As I drove through the rural landscape I came upon a street sign called "Mystics View." In the span of a nano-second I readied myself for the beautiful view that was surely to follow down the lane of any street so named. But what I saw was jarring; it was the entrance into a very poorly kept trailer home park. Now I have seen quite a number of lower income neighborhoods whose upkeep and landscaping rival the gated communities of Hilton Head Island. But this was not one of them. Not one of the trailers appeared cared for. I wasn't even sure anyone even lived in them anymore. It was  collection of plastic and metal; antithetical to the specter of beauty I was anticipating. Mystic's view? Hardly. It seemed that there was an ironic twist at work here.

It later occurred to me that this was not irony but rather a righting of my ideas about mysticism. Apparently, the ethereal ideals I had placed upon mystical writing was in need of grounding. I had placed the work of the mystic within the angelic realm, limited it to the earth's many and varied displays of beauty in every season. Therein lies the evidence of God in the created world... the end. But the true tradition of the mystic is seeing the divine in all manner and conditions of life. The mystic sees not what appears to be there, where there is raw beauty or raw dilapidation, but sees through what is, to expose another place that coexists along side it; "Out beyond right doing and wrong doing there is a field...." (Rumi). The mystic does not judge what is in front of them, but sees with different eyes, employing sight that transcends human understanding to reveal what is hidden.

The Lion, the Witch, and the Wardrobe is a kind of mystic tale. The armoire is more then it appears; it is a portal to another place and time. In Harry Potter the children board a train that appears to be like any other to go off to school. But the train, moving at full steam, disappears through a solid wall and emerges in another world, another dimension, the world of Hogwarts School of Witchcraft and Wizardry.
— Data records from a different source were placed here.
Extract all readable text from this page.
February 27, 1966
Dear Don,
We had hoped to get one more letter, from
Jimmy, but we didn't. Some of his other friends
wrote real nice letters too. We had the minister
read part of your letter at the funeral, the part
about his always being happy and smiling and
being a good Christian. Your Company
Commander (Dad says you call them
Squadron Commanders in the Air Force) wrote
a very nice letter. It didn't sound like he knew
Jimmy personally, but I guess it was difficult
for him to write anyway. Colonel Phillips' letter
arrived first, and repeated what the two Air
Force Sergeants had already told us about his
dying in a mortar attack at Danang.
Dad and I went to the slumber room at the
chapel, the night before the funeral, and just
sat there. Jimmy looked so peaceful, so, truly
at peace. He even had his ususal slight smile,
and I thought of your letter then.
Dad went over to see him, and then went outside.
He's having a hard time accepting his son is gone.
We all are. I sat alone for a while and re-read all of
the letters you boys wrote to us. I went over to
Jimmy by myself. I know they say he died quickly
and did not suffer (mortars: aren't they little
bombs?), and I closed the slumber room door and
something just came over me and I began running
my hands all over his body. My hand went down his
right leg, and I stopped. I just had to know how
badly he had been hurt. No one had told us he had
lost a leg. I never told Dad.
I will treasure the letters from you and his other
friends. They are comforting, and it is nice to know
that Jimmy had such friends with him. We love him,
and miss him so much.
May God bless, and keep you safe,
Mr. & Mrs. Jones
When Dorothy is caught in a tornado she is transported to a place that was as real as her own bed where at the very same time she lay unconscious. Perhaps the dilapidated trailer park too is more then it appears. Perhaps it is a thin place that can only be seen from the mystic's view. Perhaps it is the home of things unseen by those who are blinded by their lack of imagination. The mystic has regained the full faculty of their imagination and from that vantage point translates to us what is just out of sight; what is just beyond our understanding.

Mystics do not place signposts in places where the divine is obvious but rather post signs as to where to view the divine in the unexpected.